Again, the problem was they treated him like a perp until they found out he wasn't--- because he was black.



Maybe... or maybe they will get a jury of black folks who have all had encounters with the police where the cops treat them like perps, and will send a clear message that they are sick of that shit.



If you got treated the way this man was treated, Anger Issues, you'd still be screaming about it.



Really, I've had a bunch of encounters with the police, and they never slapped me in cuffs once. I wonder why that is... Wait.

OH YEAH, BECAUSE I'M WHITE

I actually did have an analogous situation in 2016. I had told my neighbor that I was going to be on a business trip for a week, but came back a couple days early. I opened the window to air out the place while I went to the store to run an errand.

My cat- being a cat - pushed out a loose screen and got out of the house, and my neighbor thought maybe someone might be in there.

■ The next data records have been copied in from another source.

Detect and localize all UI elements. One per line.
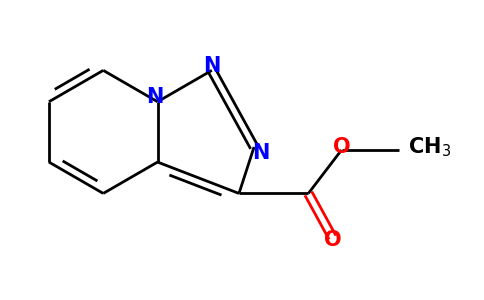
Text: N: N xyxy=(146,87,163,107)
Text: O: O xyxy=(324,230,341,250)
Text: N: N xyxy=(253,143,270,163)
Text: N: N xyxy=(203,56,221,76)
Text: O: O xyxy=(333,137,350,157)
Text: CH$_3$: CH$_3$ xyxy=(408,135,451,159)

So she called our local squirrel cops.

When I got back, the officer DID take the opportunity to walk through the house with me and check my ID, but what he didn't do was slap the cuffs on me for "safety".

Race aside, I can link stories probably all day long of people, white and black, arrested for trespassing on their own property. It has to stop; basic police work has gone out the window in the furor to arrest and the power hungry, authoritarian, behaviors of modern police.
 
It's standard police procedure. If you don't like it, write to the various police academies. That's what police do. They called out the subject and he didn't respond. So they entered the house armed to protect themselves. No law against it. They put him in handcuffs for their own safety so they didn't have to hold the gun on the guy. Again, standard police procedure. After they figured out what was going on, they took the cuffs off.


Once again, if standard police practice was to cuff every suspicious character in every Terry stop across the nation, or even across that town's PD, then the cop would get off scott-free for following process and the department would have the fault for a greater wrong in cuffing everyone they talk to about any suspicious activity. Hopefully, if that were truly the standard practice as you suggest, even you would be up in arms.